My (old) new command line processing software
(Updated 2015 05 22 for C++, hence the "old new"), see “The C++ Way,” below for latest
I got bored of writing the same getopt / switch
/case
shit over and over again.
So I made a little mkmain script that would populate a blank directory with a Makefile,
a main.c (with the getopt magic), and some blank header and C files.
This worked for decades.
Recently, I was introduced to some nasty Perl code that worked as a front end, and it "knew" about certain option interactions. Of course, I hate Perl, so I wanted to write this in C. Here's a comparison, illustrating most of the features.
Original Code
The original stock code:
while ((opt = getopt (argc, argv, "h:H:l:n:p:v")) != -1) { switch (opt) { case 'h': // -h and -H are mutually exclusive if (optH) { fprintf (stderr, "%s: -h is incompatible with -H, and -H already specified\n", progname); exit (EXIT_FAILURE); } opth = optarg; // but are a plain ordinary assignment break; case 'H': if (opth) { fprintf (stderr, "%s: -H is incompatible with -h, and -h already specified\n", progname); exit (EXIT_FAILURE); } optH = atoi (optarg); // a plain ordinary number break; case 'l': optl = atoi (optarg); if (optl > 255) { fprintf (stderr, "%s: -l value too big, maximum is 255\n"); exit (EXIT_FAILURE); } break; case 'n': fatal (optn != NULL, "the -n option can only be specified once"); optn = optarg; break; case 'p': optp = atoi (optarg); break; case 'v': optv++; if (optv > 1) { printf ("Verbosity is now %d\n", optv); } break; default: usageError (); break; } }
Of course, this is entangled with my other private library functions, like fatal() (which tests the predicate and, if true, writes the string to stderr (and optionally syslog) and exists with a failure).
New and Improved Code
The new code is much shorter. If it's shorter and the readability is better (or at least the same), it's a win.

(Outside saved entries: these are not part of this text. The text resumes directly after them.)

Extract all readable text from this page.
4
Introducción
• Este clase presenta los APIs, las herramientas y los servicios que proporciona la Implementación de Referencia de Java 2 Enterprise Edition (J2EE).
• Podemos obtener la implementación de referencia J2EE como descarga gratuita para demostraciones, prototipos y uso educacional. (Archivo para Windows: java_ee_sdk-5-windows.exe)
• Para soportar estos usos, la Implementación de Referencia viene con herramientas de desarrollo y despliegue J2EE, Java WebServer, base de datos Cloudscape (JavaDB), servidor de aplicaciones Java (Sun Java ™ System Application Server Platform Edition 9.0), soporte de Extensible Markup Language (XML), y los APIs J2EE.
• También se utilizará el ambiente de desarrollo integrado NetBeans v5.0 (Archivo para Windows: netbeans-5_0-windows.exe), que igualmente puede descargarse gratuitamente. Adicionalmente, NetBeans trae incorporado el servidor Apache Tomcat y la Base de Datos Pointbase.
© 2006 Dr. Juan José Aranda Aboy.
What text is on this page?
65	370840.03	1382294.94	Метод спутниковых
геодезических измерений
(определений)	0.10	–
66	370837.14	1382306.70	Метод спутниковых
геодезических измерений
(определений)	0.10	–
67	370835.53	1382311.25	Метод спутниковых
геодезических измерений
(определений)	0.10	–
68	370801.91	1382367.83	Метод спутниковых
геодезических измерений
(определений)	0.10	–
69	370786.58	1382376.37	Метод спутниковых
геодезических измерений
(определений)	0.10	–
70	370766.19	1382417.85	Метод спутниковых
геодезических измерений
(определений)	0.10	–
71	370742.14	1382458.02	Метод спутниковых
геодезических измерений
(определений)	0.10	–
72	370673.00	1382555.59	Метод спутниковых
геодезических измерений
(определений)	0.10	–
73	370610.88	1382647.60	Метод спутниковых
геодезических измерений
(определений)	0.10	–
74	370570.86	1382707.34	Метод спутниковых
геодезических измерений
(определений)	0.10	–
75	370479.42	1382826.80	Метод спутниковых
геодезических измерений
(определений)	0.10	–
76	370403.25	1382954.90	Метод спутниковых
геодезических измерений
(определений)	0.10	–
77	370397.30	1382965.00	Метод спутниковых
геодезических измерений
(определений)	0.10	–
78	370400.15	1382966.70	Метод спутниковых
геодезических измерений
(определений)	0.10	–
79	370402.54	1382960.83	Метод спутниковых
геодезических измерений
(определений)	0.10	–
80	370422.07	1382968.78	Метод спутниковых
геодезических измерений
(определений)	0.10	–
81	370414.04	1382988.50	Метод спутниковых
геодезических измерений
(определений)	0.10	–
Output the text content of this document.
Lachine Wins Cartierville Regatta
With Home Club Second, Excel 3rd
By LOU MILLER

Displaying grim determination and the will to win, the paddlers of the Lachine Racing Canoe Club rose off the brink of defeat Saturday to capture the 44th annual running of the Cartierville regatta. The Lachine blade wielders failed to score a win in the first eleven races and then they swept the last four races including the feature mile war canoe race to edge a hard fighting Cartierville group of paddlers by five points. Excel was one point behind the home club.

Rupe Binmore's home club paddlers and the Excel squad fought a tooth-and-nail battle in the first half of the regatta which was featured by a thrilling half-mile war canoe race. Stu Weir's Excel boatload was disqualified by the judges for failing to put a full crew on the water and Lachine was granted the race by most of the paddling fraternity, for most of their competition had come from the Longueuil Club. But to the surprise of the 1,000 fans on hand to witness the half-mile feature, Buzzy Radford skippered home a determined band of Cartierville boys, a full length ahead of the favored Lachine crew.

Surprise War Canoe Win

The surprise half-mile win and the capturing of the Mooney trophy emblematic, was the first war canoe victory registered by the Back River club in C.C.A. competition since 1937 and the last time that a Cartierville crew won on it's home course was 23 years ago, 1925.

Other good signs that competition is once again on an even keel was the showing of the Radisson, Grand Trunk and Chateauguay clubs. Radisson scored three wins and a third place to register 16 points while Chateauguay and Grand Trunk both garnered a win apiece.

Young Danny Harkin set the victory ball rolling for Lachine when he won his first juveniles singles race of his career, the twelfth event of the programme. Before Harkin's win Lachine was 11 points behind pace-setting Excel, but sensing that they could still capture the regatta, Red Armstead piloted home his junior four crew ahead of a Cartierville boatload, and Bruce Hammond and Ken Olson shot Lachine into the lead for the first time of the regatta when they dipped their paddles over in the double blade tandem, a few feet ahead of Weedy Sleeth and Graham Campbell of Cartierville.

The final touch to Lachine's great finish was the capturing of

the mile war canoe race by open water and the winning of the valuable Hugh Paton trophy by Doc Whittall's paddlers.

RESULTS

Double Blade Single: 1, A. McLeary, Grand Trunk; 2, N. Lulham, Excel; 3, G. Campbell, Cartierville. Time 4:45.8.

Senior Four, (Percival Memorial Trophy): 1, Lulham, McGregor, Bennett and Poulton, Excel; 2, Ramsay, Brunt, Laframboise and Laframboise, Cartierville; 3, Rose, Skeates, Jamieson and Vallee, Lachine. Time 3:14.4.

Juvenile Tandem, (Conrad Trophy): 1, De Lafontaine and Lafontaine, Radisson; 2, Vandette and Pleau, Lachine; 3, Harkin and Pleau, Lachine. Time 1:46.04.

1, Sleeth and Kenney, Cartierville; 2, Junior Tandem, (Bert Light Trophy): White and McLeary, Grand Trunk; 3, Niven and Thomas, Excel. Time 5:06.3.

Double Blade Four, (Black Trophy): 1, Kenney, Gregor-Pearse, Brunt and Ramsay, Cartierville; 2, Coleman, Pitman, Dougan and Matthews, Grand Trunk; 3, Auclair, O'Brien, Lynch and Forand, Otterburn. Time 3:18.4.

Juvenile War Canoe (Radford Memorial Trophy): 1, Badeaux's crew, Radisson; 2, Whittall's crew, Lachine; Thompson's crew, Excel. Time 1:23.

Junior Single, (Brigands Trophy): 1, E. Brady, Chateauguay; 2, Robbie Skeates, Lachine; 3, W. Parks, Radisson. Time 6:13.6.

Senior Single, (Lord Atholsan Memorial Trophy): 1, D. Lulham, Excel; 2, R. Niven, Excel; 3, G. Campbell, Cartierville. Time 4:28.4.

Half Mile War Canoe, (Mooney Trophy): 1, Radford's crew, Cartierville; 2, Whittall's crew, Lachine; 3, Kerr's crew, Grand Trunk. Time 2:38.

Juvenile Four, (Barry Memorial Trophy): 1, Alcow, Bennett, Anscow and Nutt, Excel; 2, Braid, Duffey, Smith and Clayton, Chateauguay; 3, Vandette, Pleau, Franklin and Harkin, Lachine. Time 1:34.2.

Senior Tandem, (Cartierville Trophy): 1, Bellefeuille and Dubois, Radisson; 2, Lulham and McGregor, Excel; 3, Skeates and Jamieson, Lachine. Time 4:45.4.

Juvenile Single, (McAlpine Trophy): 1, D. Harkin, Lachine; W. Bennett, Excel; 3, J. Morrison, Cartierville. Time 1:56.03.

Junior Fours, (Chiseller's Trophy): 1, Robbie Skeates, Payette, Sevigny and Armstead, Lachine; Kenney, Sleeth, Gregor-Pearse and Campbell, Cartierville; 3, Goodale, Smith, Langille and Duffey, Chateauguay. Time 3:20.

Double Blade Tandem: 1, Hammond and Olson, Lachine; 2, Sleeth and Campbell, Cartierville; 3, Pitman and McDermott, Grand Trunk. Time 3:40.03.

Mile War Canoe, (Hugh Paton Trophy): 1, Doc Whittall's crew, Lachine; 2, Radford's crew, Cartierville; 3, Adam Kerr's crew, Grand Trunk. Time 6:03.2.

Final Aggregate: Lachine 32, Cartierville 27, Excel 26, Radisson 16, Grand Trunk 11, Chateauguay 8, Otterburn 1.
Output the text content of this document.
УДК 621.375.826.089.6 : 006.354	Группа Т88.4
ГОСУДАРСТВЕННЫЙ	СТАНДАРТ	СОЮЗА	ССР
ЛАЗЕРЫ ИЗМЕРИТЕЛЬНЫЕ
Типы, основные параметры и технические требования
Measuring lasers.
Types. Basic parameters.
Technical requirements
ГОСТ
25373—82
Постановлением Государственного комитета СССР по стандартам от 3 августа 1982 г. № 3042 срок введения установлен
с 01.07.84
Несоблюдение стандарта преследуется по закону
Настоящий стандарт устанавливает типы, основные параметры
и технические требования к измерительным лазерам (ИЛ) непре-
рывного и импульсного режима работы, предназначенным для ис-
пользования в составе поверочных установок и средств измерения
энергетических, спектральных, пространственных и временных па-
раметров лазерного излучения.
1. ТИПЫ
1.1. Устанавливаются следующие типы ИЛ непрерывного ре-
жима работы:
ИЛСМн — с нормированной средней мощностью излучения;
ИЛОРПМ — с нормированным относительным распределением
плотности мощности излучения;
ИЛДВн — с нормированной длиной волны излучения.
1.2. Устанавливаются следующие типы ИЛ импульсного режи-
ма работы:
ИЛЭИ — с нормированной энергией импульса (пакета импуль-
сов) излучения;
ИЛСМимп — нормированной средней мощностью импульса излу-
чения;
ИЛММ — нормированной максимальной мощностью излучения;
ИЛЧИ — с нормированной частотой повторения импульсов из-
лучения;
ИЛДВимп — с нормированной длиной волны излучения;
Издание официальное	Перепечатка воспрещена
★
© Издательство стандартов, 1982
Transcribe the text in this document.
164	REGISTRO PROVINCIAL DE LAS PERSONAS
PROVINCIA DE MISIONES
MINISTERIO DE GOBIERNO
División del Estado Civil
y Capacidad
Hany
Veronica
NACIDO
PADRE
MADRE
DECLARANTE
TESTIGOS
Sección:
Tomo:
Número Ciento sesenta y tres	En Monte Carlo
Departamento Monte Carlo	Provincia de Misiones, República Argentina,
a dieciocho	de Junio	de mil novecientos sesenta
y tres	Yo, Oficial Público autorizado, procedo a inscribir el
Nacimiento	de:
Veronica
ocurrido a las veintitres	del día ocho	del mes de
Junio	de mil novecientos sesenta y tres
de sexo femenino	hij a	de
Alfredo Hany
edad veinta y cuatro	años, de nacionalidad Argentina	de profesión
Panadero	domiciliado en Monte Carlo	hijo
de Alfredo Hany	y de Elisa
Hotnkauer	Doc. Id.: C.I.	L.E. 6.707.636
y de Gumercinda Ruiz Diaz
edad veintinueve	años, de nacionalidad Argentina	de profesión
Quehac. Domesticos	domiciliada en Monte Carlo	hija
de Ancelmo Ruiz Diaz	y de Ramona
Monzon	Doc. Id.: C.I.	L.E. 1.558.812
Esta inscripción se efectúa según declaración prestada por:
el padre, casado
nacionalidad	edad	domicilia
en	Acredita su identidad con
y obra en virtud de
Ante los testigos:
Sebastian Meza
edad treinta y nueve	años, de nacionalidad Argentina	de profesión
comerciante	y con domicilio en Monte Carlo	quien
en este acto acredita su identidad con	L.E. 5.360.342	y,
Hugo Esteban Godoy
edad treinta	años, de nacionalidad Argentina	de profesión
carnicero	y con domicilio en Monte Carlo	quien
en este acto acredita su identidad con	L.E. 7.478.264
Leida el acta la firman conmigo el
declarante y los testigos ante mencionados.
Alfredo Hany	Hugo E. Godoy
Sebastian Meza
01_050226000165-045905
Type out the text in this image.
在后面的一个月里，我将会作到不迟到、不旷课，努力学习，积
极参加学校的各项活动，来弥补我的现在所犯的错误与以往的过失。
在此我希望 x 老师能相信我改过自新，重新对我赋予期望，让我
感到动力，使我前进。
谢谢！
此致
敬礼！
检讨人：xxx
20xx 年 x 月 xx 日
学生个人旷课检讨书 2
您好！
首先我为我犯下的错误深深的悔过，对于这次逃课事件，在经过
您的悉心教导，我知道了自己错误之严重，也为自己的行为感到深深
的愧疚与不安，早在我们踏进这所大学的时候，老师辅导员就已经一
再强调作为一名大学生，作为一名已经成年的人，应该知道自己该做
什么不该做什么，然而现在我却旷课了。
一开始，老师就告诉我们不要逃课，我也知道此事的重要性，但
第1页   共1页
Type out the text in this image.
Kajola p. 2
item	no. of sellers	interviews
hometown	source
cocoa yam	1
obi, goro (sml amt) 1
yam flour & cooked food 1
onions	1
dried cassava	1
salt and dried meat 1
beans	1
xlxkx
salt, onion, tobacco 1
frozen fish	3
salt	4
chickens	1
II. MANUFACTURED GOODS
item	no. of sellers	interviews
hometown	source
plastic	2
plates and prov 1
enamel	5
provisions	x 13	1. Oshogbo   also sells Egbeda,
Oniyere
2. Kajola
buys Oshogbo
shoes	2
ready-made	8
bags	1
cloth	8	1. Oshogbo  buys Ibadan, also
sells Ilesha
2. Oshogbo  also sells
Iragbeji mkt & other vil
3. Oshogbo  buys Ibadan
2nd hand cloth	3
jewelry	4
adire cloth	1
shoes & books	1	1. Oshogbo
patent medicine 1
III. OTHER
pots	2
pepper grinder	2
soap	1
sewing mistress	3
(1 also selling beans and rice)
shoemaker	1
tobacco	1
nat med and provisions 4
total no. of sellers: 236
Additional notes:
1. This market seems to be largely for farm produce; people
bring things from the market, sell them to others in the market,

fatal (options_init (argc, argv, "h:H:l:n:p:v") != OPTIONS_OK, usage_message); options_mutex ("hH"); options_once ("n"); options_integer ("Hp", &optH, &optp); options_integer_max ("l", 255, &optl); options_string ("hn", &opth, &optn); options_count ("v", &optv);
10 lines instead of 41 lines. Sold!
Notice how, using varargs, I'm able to handle several options in one call (look at the usage of options_integer, in the example above).
API Description
// returns OPTIONS_OK if command line has only the listed "options" extern int options_init (int argc, char **argv, char *options); // takes int *, sets to true/false if flag present/not present extern void options_boolean (char *bools, ...); // takes int *, returns counts of flags extern void options_count (char *bools, ...); // takes void (*f) (char *), calls out to "f" with each option in "list" extern void options_callout (char *list, ...); // takes int *, sets to atoi value of option extern void options_integer (char *ints, ...); // takes int *, as above, with maximum check extern void options_integer_max (char *ints, int maximum, ...); // takes int *, as above, but with minimum check extern void options_integer_min (char *ints, int minimum, ...); // takes int *, as above, but with range check. extern void options_integer_range (char *ints, int minimum, int maximum, ...); // dies if not all options specified extern void options_mandatory (char *list); // dies if more than one specified extern void options_mutex (char *mutex); // dies if any specified more than once extern void options_once (char *list); // returns index into argv [] where parameters start extern int options_parmstart (void); // takes char **, sets to pointer to argv argument extern void options_string (char *strings, ...);
When I get around to it, I'll describe these, but you look pretty smart and should be able to figure them out. The really cool thing is the varargs stuff — makes everything much more compact.
Long Options
No, I don't do long options. I also don't smoke crack. Coincidence?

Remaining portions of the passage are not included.